Isolation, screening and identification of Bacillus spp. as direct-fed microbial candidates for aflatoxin B1 biodegradation

Objective: To evaluate the ability of Bacillus spp. as direct-fed microbials (DFM) to biodegrade aflatoxin B1 (AFB1) by using an in vitro digestive model simulating in vivo conditions. Methods: Sixty-nine Bacillus isolates were obtained from intestines, and soil samples were screened by using a selective media method against 0.25 and 1.00 μg/mL of AFB1 in modified Czapek-Dox medium. Plates were incubated at 37 °C and observed every two days for two weeks. Physiological properties of the three Bacillus spp. candidates were characterized biochemically and by 16S rRNA sequence analyzes for identification. Tolerance to acidic pH, osmotic concentrations of NaCl, bile salts were tested, and antimicrobial sensitivity profiles were also determined. Bacillus candidates were individually sporulated by using a solid fermentation method and combined. Spores were incorporated into 1 of 3 experimental feed groups: 1) Negative control group, with unmedicated starter broiler feed without AFB1; 2) Positive control group, with negative control feed contaminated with 0.01% AFB1; 3) DFM treated group, with positive control feed supplemented with 109 spores/g.
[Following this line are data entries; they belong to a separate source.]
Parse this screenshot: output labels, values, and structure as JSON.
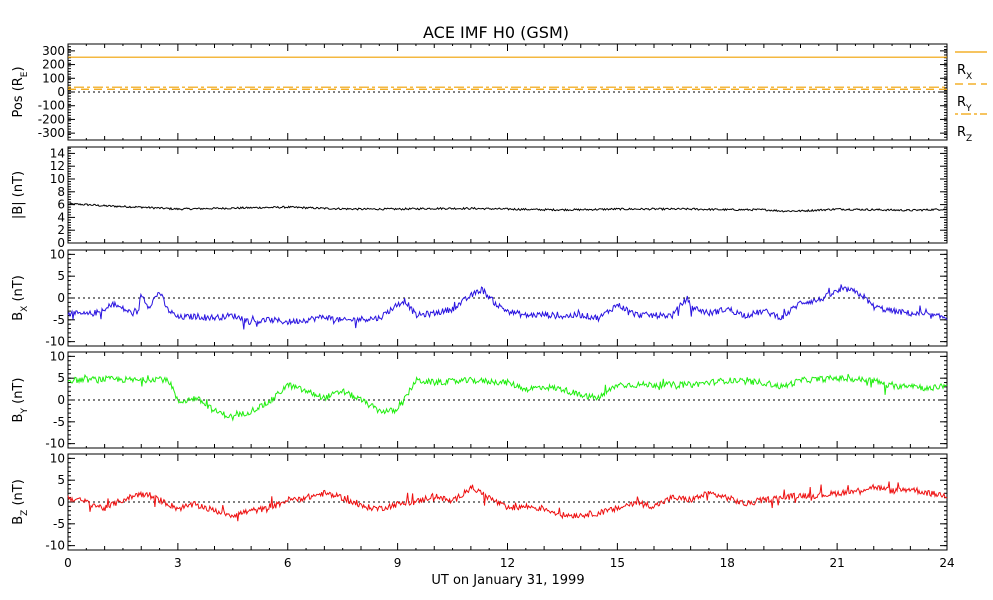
{
  "title": "ACE IMF H0 (GSM)",
  "xlabel": "UT on January 31, 1999",
  "x_tick_labels": [
    "0",
    "3",
    "6",
    "9",
    "12",
    "15",
    "18",
    "21",
    "24"
  ],
  "colors": {
    "black": "#000000",
    "blue": "#2a14e0",
    "green": "#22ee11",
    "red": "#ee1111",
    "orange": "#f0a000"
  },
  "chart_data": [
    {
      "type": "line",
      "panel": "position",
      "ylabel": "Pos (R_E)",
      "ylim": [
        -350,
        350
      ],
      "yticks": [
        300,
        200,
        100,
        0,
        -100,
        -200,
        -300
      ],
      "xlim": [
        0,
        24
      ],
      "series": [
        {
          "name": "R_X",
          "x": [
            0,
            24
          ],
          "values": [
            254,
            254
          ]
        },
        {
          "name": "R_Y",
          "x": [
            0,
            24
          ],
          "values": [
            20,
            20
          ]
        },
        {
          "name": "R_Z",
          "x": [
            0,
            24
          ],
          "values": [
            35,
            35
          ]
        }
      ],
      "legend": [
        "R_X",
        "R_Y",
        "R_Z"
      ],
      "zero_line": true
    },
    {
      "type": "line",
      "panel": "Bmag",
      "ylabel": "|B| (nT)",
      "ylim": [
        0,
        15
      ],
      "yticks": [
        14,
        12,
        10,
        8,
        6,
        4,
        2,
        0
      ],
      "xlim": [
        0,
        24
      ],
      "series": [
        {
          "x": [
            0,
            0.5,
            1,
            1.5,
            2,
            3,
            4,
            5,
            6,
            7,
            8,
            9,
            10,
            11,
            12,
            13,
            14,
            15,
            16,
            17,
            18,
            19,
            19.5,
            20,
            21,
            22,
            23,
            24
          ],
          "values": [
            6.1,
            6.0,
            5.8,
            5.7,
            5.6,
            5.3,
            5.4,
            5.5,
            5.6,
            5.4,
            5.3,
            5.3,
            5.4,
            5.4,
            5.3,
            5.2,
            5.2,
            5.3,
            5.3,
            5.3,
            5.2,
            5.2,
            5.0,
            5.0,
            5.3,
            5.2,
            5.1,
            5.3
          ]
        }
      ]
    },
    {
      "type": "line",
      "panel": "Bx",
      "ylabel": "B_X (nT)",
      "ylim": [
        -11,
        11
      ],
      "yticks": [
        10,
        5,
        0,
        -5,
        -10
      ],
      "xlim": [
        0,
        24
      ],
      "series": [
        {
          "x": [
            0,
            0.5,
            1,
            1.2,
            1.5,
            1.9,
            2,
            2.2,
            2.5,
            2.7,
            3,
            3.5,
            4,
            4.5,
            5,
            5.5,
            6,
            6.5,
            7,
            7.5,
            8,
            8.5,
            9,
            9.2,
            9.5,
            10,
            10.5,
            11,
            11.3,
            11.7,
            12,
            12.5,
            13,
            13.5,
            14,
            14.5,
            15,
            15.5,
            16,
            16.5,
            16.9,
            17,
            17.5,
            18,
            18.5,
            19,
            19.5,
            20,
            20.5,
            21,
            21.3,
            21.7,
            22,
            22.5,
            23,
            23.5,
            24
          ],
          "values": [
            -3.5,
            -3.8,
            -3.0,
            -1.2,
            -2.5,
            -4.0,
            1.0,
            -2.0,
            1.5,
            -2.5,
            -4.5,
            -4.2,
            -4.5,
            -4.0,
            -5.5,
            -5.0,
            -5.5,
            -5.0,
            -4.3,
            -5.2,
            -4.8,
            -4.6,
            -1.5,
            -0.5,
            -4.0,
            -3.5,
            -2.5,
            0.5,
            2.0,
            -1.5,
            -3.0,
            -4.0,
            -3.8,
            -4.2,
            -3.9,
            -4.6,
            -1.5,
            -3.8,
            -4.0,
            -4.0,
            0.0,
            -2.0,
            -3.5,
            -2.5,
            -4.0,
            -3.0,
            -4.5,
            -1.0,
            -0.5,
            1.5,
            2.0,
            0.5,
            -2.0,
            -3.0,
            -3.5,
            -4.0,
            -4.5
          ]
        }
      ],
      "zero_line": true
    },
    {
      "type": "line",
      "panel": "By",
      "ylabel": "B_Y (nT)",
      "ylim": [
        -11,
        11
      ],
      "yticks": [
        10,
        5,
        0,
        -5,
        -10
      ],
      "xlim": [
        0,
        24
      ],
      "series": [
        {
          "x": [
            0,
            1,
            2,
            2.5,
            2.8,
            3,
            3.5,
            4,
            4.5,
            5,
            5.5,
            6,
            6.5,
            7,
            7.5,
            8,
            8.5,
            9,
            9.5,
            10,
            11,
            12,
            12.5,
            13,
            13.5,
            14,
            14.5,
            15,
            16,
            17,
            18,
            19,
            19.5,
            20,
            21,
            22,
            22.5,
            23,
            23.5,
            24
          ],
          "values": [
            4.5,
            4.8,
            4.5,
            5.0,
            4.0,
            -0.5,
            0.5,
            -2.5,
            -4.0,
            -2.5,
            -0.5,
            3.5,
            2.0,
            0.5,
            2.0,
            0.0,
            -2.5,
            -2.5,
            4.5,
            4.0,
            4.5,
            4.0,
            2.5,
            3.0,
            2.5,
            1.0,
            0.5,
            3.5,
            3.5,
            3.5,
            4.5,
            4.0,
            3.0,
            4.5,
            5.0,
            4.5,
            3.0,
            3.5,
            2.5,
            3.5
          ]
        }
      ],
      "zero_line": true
    },
    {
      "type": "line",
      "panel": "Bz",
      "ylabel": "B_Z (nT)",
      "ylim": [
        -11,
        11
      ],
      "yticks": [
        10,
        5,
        0,
        -5,
        -10
      ],
      "xlim": [
        0,
        24
      ],
      "series": [
        {
          "x": [
            0,
            0.5,
            1,
            1.5,
            2,
            2.5,
            3,
            3.5,
            4,
            4.5,
            5,
            5.5,
            6,
            6.5,
            7,
            7.5,
            8,
            8.5,
            9,
            9.5,
            10,
            10.5,
            11,
            11.5,
            12,
            12.5,
            13,
            13.5,
            14,
            14.5,
            15,
            15.5,
            16,
            16.5,
            17,
            17.5,
            18,
            18.5,
            19,
            19.5,
            20,
            20.5,
            21,
            21.5,
            22,
            22.5,
            23,
            23.5,
            24
          ],
          "values": [
            1.0,
            0.0,
            -1.5,
            0.5,
            2.0,
            0.5,
            -1.5,
            -0.5,
            -2.0,
            -3.0,
            -2.0,
            -1.5,
            0.5,
            1.0,
            2.0,
            1.0,
            -1.0,
            -1.5,
            -0.5,
            0.0,
            1.5,
            0.0,
            3.5,
            1.0,
            -1.5,
            -1.0,
            -1.5,
            -3.0,
            -3.0,
            -2.5,
            -1.5,
            0.0,
            -1.0,
            1.0,
            0.5,
            2.0,
            1.0,
            -0.5,
            0.5,
            1.0,
            1.5,
            1.5,
            2.0,
            2.5,
            3.5,
            2.5,
            3.0,
            2.0,
            1.5
          ]
        }
      ],
      "zero_line": true
    }
  ]
}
After digestion time (3:15 h), supernatants and digesta were collected for high-performance liquid chromatography fluorescence detection analysis by triplicate. Results: Three out of those sixty-nine DFM candidates showed ability to biodegrade AFB1 in vitro based on growth as well as reduction of fluorescence and area of clearance around each colony in modified Czapek-Dox medium which was clearly visible under day light after 48 h of evaluation. Analysis of 16S-DNA identified the strains as Bacillus amyloliquefaciens, Bacillus megaterium and Bacillus subtilis. The three Bacillus strains were tolerant to acidic conditions (pH 2.0), tolerant to a high osmotic pressure (NaCl at 6.5%), and were able to tolerate 0.037% bile salts after 24 h of incubation. No significant differences (P > 0.05) were observed in the concentrations of AFB1 in neither the supernatants nor digesta samples evaluated by high-performance liquid chromatography with fluorescence detection between positive control or DFM treated groups. Conclusions: In vitro digestion time was not enough to confirm biodegradation of AFB1. Further studies to evaluate the possible biodegradation effects of the Bacillus-DFM when continuously administered in experimentally contaminated feed with AFB1, are in progress.